Test: The Neoplan Tourliner has always found it tough to establish itself as a true Neoplan on the German market. After eleven years of production, we put a veteran coach to the test.
If you don't truly belong to the family, you can spend your whole life trying to get your voice heard. This truism often applies in the vehicle world, as is the case for the Neoplan Tourliner, the second version of a MAN bus after the Stuttgart-based manufacturer, which would have celebrated its 80th birthday in 2015, was taken over by MAN in 2002.
A Neoplan from Ankara? No split windshield? No window columns with the traditional 19° forward incline? "No way!" This was the loud reaction from customers across the country. The coach's design is based on the last Neoplan generation, and is a long way from the "sharp cut" design of later models that still shapes the brand to this day.

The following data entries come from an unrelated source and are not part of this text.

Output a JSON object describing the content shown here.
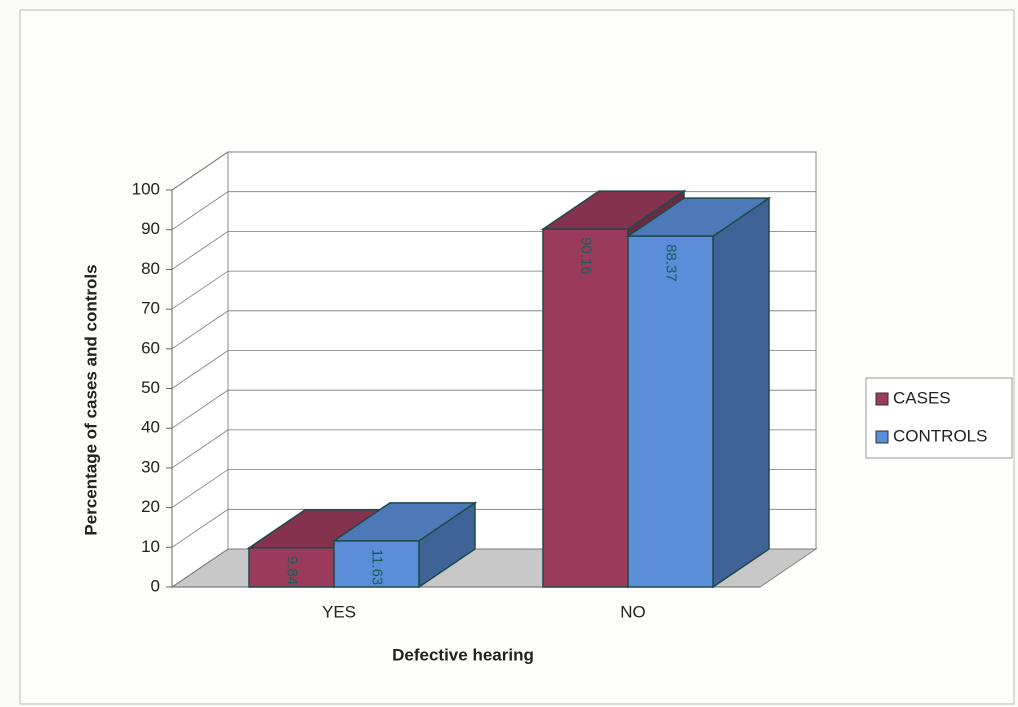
{
  "chart_data": {
    "type": "bar3d",
    "x_label": "Defective hearing",
    "y_label": "Percentage of cases and controls",
    "categories": [
      "YES",
      "NO"
    ],
    "series": [
      {
        "name": "CASES",
        "color": "#9b3b5c",
        "values": [
          9.84,
          90.16
        ]
      },
      {
        "name": "CONTROLS",
        "color": "#5b8ed8",
        "values": [
          11.63,
          88.37
        ]
      }
    ],
    "ylim": [
      0,
      100
    ],
    "yticks": [
      0,
      10,
      20,
      30,
      40,
      50,
      60,
      70,
      80,
      90,
      100
    ],
    "grid": true,
    "legend": "right"
  }
}
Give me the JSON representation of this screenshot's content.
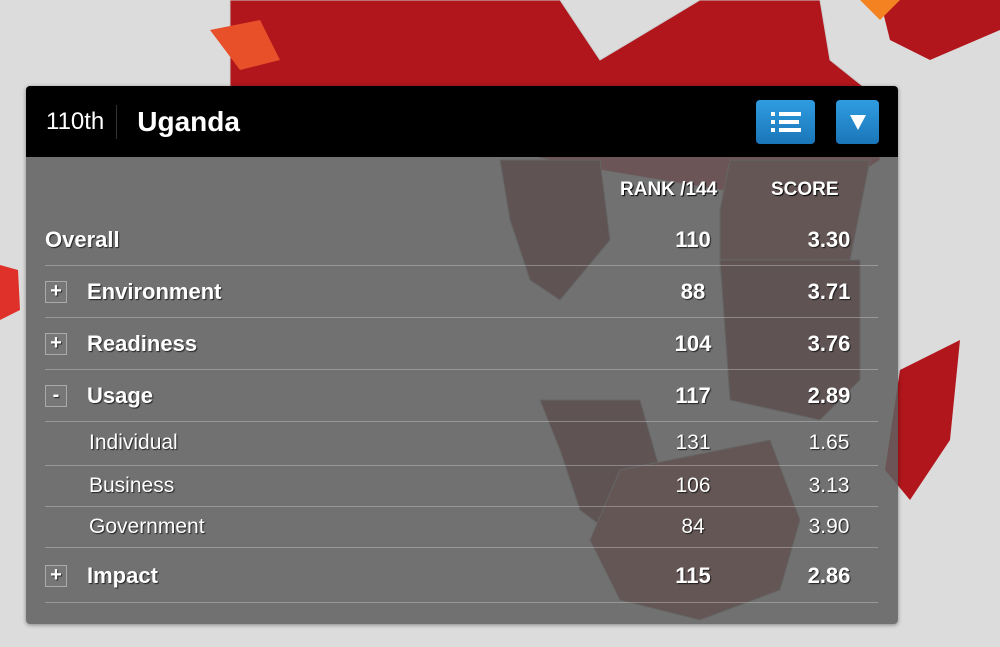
{
  "header": {
    "rank": "110th",
    "country": "Uganda"
  },
  "columns": {
    "rank": "RANK /144",
    "score": "SCORE"
  },
  "rows": [
    {
      "label": "Overall",
      "rank": "110",
      "score": "3.30",
      "toggle": ""
    },
    {
      "label": "Environment",
      "rank": "88",
      "score": "3.71",
      "toggle": "+"
    },
    {
      "label": "Readiness",
      "rank": "104",
      "score": "3.76",
      "toggle": "+"
    },
    {
      "label": "Usage",
      "rank": "117",
      "score": "2.89",
      "toggle": "-"
    },
    {
      "label": "Individual",
      "rank": "131",
      "score": "1.65"
    },
    {
      "label": "Business",
      "rank": "106",
      "score": "3.13"
    },
    {
      "label": "Government",
      "rank": "84",
      "score": "3.90"
    },
    {
      "label": "Impact",
      "rank": "115",
      "score": "2.86",
      "toggle": "+"
    }
  ],
  "icons": {
    "list": "list-icon",
    "dropdown": "triangle-down-icon"
  },
  "colors": {
    "button": "#1f85c9",
    "header": "#000000",
    "map_red": "#b0161c",
    "map_dark": "#5a0c0e",
    "map_brown": "#7a2214"
  }
}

This certainly has its advantages, such as the large windshield that gives the driver excellent visibility. But it also comes with a few downsides. The single-spot headlights, for example, cannot be fitted with either xenon lights or cornering lights. On the whole, however, the Tourliner is an impressive sight, with the new front-end hood giving it a slightly more dynamic look. The sales figures for the first Turkish-made Neoplan have yet to take off, with 2,500 vehicles sold in over ten years not exactly being a mega success. The bus is a rare sight on German roads in particular. This is also due to the fact that the Tourliner is the bus of choice in markets such as the UK or Turkey. Since the early withdrawal of the Starliner luxury model, it has carried the burden of being the only right-hand drive MAN/Neoplan vehicle, making it particularly popular in Great Britain. The Tourliner therefore bravely embodies the luxury and exclusivity that have always made the Neoplan brand so special.